Si tratta del più antico uomo decesso per Yersinia pestis mai scoperto nella penisola iberica.
La peste bubbonica, la malattia celebre per aver fatto strage di europei quando ha circolato nel periodo medievale, era presente nel continente europeo già 3.300 anni fa. Il genoma di Yersinia pestis, il batterio all’origine della peggiore pandemia che l’umanità abbia mai conosciuto, è stato trovato in un individuo risalente alla fine dell’età del bronzo sepolto nel dolmen di El Sotillo, una grande tomba di famiglia a Leza (Álava). Il fatto che l’uomo abbia goduto di uno status elevato, come si può notare dai corredi funerari con i quali venne sepolto, non lo salvò dal diventare la prima vittima conosciuta dell’agente patogeno nella penisola iberica. A migliaia di chilometri di distanza e solo 500 anni prima, un altro uomo era morto per la stessa causa nella regione di Samara, in Russia. Lo studio, pubblicato su PNAS , fa luce e pone numerosi interrogativi sulle origini della temuta peste nera. I ricercatori, guidati da Aida Andrades Valtueña, dell’Istituto Max Planck di Antropologia Evolutiva (Germania), hanno esaminato dati genetici già ottenuti da campioni di denti di 252 individui provenienti da quindici siti archeologici in Eurasia e ricostruito 17 genomi di Y. pestis databili tra 5.000 e 2.500 anni fa.
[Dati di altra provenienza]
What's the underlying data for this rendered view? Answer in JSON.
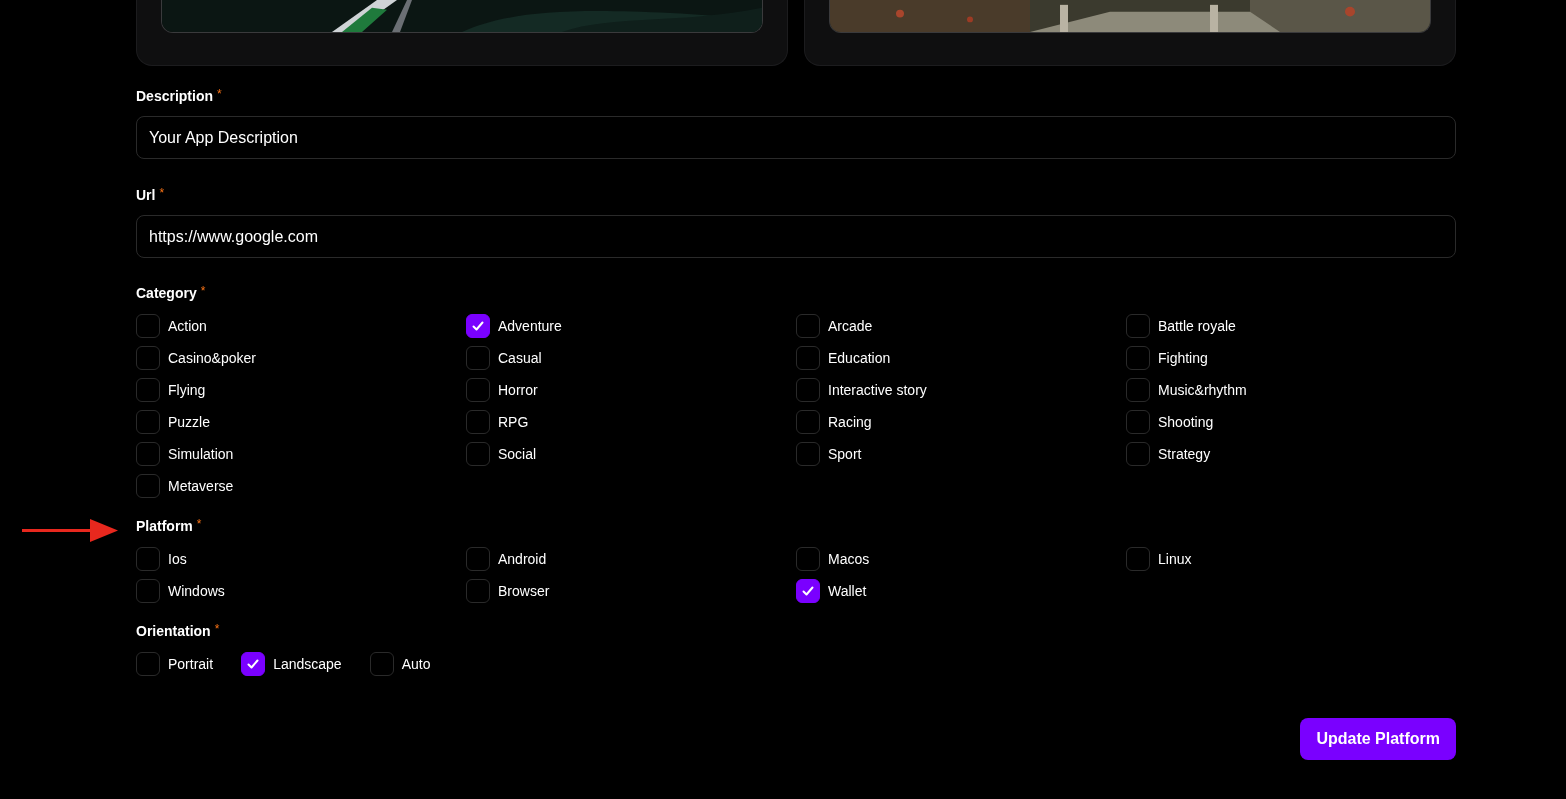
{
  "fields": [
    {
      "label": "Description",
      "required_mark": "*",
      "value": "Your App Description"
    },
    {
      "label": "Url",
      "required_mark": "*",
      "value": "https://www.google.com"
    }
  ],
  "groups": [
    {
      "label": "Category",
      "required_mark": "*",
      "kind": "grid",
      "options": [
        {
          "label": "Action",
          "checked": false
        },
        {
          "label": "Adventure",
          "checked": true
        },
        {
          "label": "Arcade",
          "checked": false
        },
        {
          "label": "Battle royale",
          "checked": false
        },
        {
          "label": "Casino&poker",
          "checked": false
        },
        {
          "label": "Casual",
          "checked": false
        },
        {
          "label": "Education",
          "checked": false
        },
        {
          "label": "Fighting",
          "checked": false
        },
        {
          "label": "Flying",
          "checked": false
        },
        {
          "label": "Horror",
          "checked": false
        },
        {
          "label": "Interactive story",
          "checked": false
        },
        {
          "label": "Music&rhythm",
          "checked": false
        },
        {
          "label": "Puzzle",
          "checked": false
        },
        {
          "label": "RPG",
          "checked": false
        },
        {
          "label": "Racing",
          "checked": false
        },
        {
          "label": "Shooting",
          "checked": false
        },
        {
          "label": "Simulation",
          "checked": false
        },
        {
          "label": "Social",
          "checked": false
        },
        {
          "label": "Sport",
          "checked": false
        },
        {
          "label": "Strategy",
          "checked": false
        },
        {
          "label": "Metaverse",
          "checked": false
        }
      ]
    },
    {
      "label": "Platform",
      "required_mark": "*",
      "kind": "grid",
      "options": [
        {
          "label": "Ios",
          "checked": false
        },
        {
          "label": "Android",
          "checked": false
        },
        {
          "label": "Macos",
          "checked": false
        },
        {
          "label": "Linux",
          "checked": false
        },
        {
          "label": "Windows",
          "checked": false
        },
        {
          "label": "Browser",
          "checked": false
        },
        {
          "label": "Wallet",
          "checked": true
        }
      ]
    },
    {
      "label": "Orientation",
      "required_mark": "*",
      "kind": "row",
      "options": [
        {
          "label": "Portrait",
          "checked": false
        },
        {
          "label": "Landscape",
          "checked": true
        },
        {
          "label": "Auto",
          "checked": false
        }
      ]
    }
  ],
  "submit_button": "Update Platform"
}
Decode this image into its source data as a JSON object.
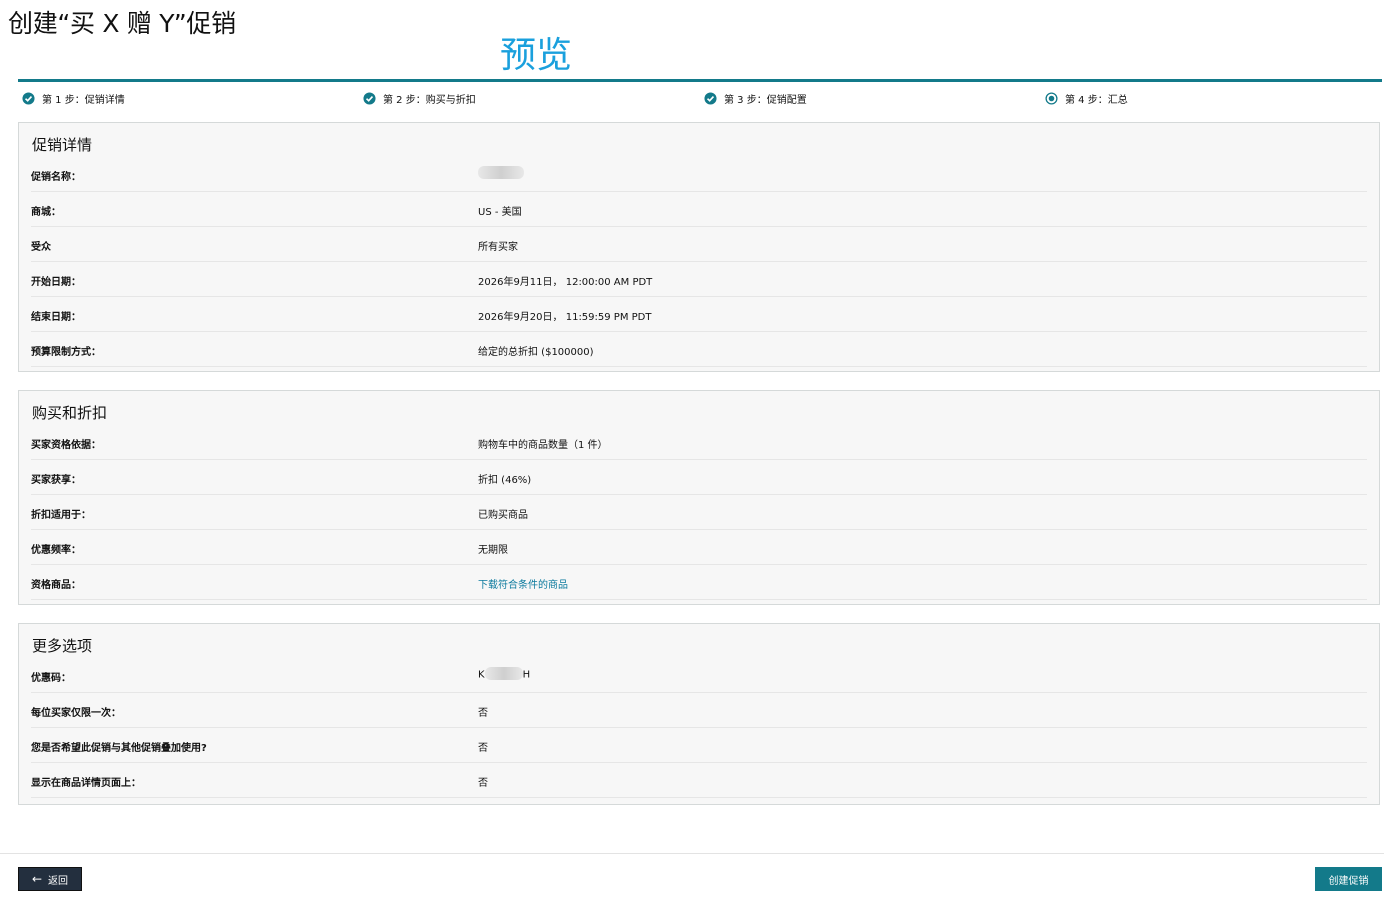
{
  "page": {
    "title": "创建“买 X 赠 Y”促销",
    "preview_label": "预览"
  },
  "steps": [
    {
      "label": "第 1 步：促销详情",
      "state": "complete",
      "icon": "check-circle-icon"
    },
    {
      "label": "第 2 步：购买与折扣",
      "state": "complete",
      "icon": "check-circle-icon"
    },
    {
      "label": "第 3 步：促销配置",
      "state": "complete",
      "icon": "check-circle-icon"
    },
    {
      "label": "第 4 步：汇总",
      "state": "current",
      "icon": "radio-selected-icon"
    }
  ],
  "sections": {
    "promo_details": {
      "title": "促销详情",
      "rows": [
        {
          "label": "促销名称：",
          "value": ""
        },
        {
          "label": "商城：",
          "value": "US - 美国"
        },
        {
          "label": "受众",
          "value": "所有买家"
        },
        {
          "label": "开始日期：",
          "value": "2026年9月11日， 12:00:00 AM PDT"
        },
        {
          "label": "结束日期：",
          "value": "2026年9月20日， 11:59:59 PM PDT"
        },
        {
          "label": "预算限制方式：",
          "value": "给定的总折扣 ($100000)"
        }
      ]
    },
    "purchase_discount": {
      "title": "购买和折扣",
      "rows": [
        {
          "label": "买家资格依据：",
          "value": "购物车中的商品数量（1 件）"
        },
        {
          "label": "买家获享：",
          "value": "折扣 (46%)"
        },
        {
          "label": "折扣适用于：",
          "value": "已购买商品"
        },
        {
          "label": "优惠频率：",
          "value": "无期限"
        },
        {
          "label": "资格商品：",
          "value": "下载符合条件的商品"
        }
      ]
    },
    "more_options": {
      "title": "更多选项",
      "rows": [
        {
          "label": "优惠码：",
          "value_prefix": "K",
          "value_suffix": "H"
        },
        {
          "label": "每位买家仅限一次：",
          "value": "否"
        },
        {
          "label": "您是否希望此促销与其他促销叠加使用?",
          "value": "否"
        },
        {
          "label": "显示在商品详情页面上：",
          "value": "否"
        }
      ]
    }
  },
  "footer": {
    "back_label": "返回",
    "create_label": "创建促销"
  },
  "colors": {
    "accent": "#137a8a",
    "preview": "#1aa0dd",
    "link": "#0b7a9e"
  }
}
“Quando hai un dente umano ed estrai tutto il DNA, la stragrande maggioranza, il 99%, appartiene a microrganismi che colonizzano il corpo e, a volte, trovi l’agente patogeno che lo ha ucciso“, spiega Iñigo Olalde, dell’Università del Paesi Baschi (UPV) e uno degli scienziati che ha ottenuto i genomi degli individui sepolti a El Sotillo. La presenza di Y. pestis ora trovata in uno di essi rivela la causa della loro morte. Se avesse sofferto della peste e si fosse ripreso, dei batteri non ci sarebbero state tracce. L’analisi ha anche rivelato che per almeno 2.500 anni convissero due ceppi geneticamente differenziati di Yersinia pestis: uno in grado di infettare utilizzando la pulce come vettore di trasmissione (quello che causò le grandi epidemie del XIV secolo) e un altro, che non usò questo metodo di trasmissione finendo per scomparire circa 2000 anni fa. È interessante notare come il ceppo trasmesso attraverso la pulce era quello trovato nell’individuo di Álava e in un altro della regione russa di Samara; insomma da un’estremità all’altra del continente europeo. “Il batterio era probabilmente in tutta Europa, ma la documentazione archeologica è parziale e non è stata trovata“, afferma il ricercatore. “In effetti, nell’età del bronzo sono stati recuperati più genomi dell’altro ceppo. Ma non sappiamo come sia stato trasmesso o quale fosse il suo serbatoio perché non ha raggiunto i giorni nostri“, afferma Olalde. In che misura la peste abbia colpito le popolazioni preistoriche è anche un mistero. I ricercatori ritengono che la sua diffusione possa essere stata facilitata da una maggiore mobilità umana, segnata dall’intensificazione del pascolo, e resa possibile dalla diffusione di carri e carri trainati da buoi, oltre che dall’addomesticamento dei cavalli. “Avrebbe potuto fare molti danni, ma poiché la densità di popolazione era molto più bassa, quelle grandi epidemie che troviamo in tempi più recenti probabilmente non si sono mai verificate“, sostiene Olalde. “Il recupero del DNA da agenti patogeni antichi è un’area di ricerca molto giovane. Abbiamo solo 30 genomi di questo batterio nella preistoria. Occorre trovare di più per avere una risposta‘, aggiunge.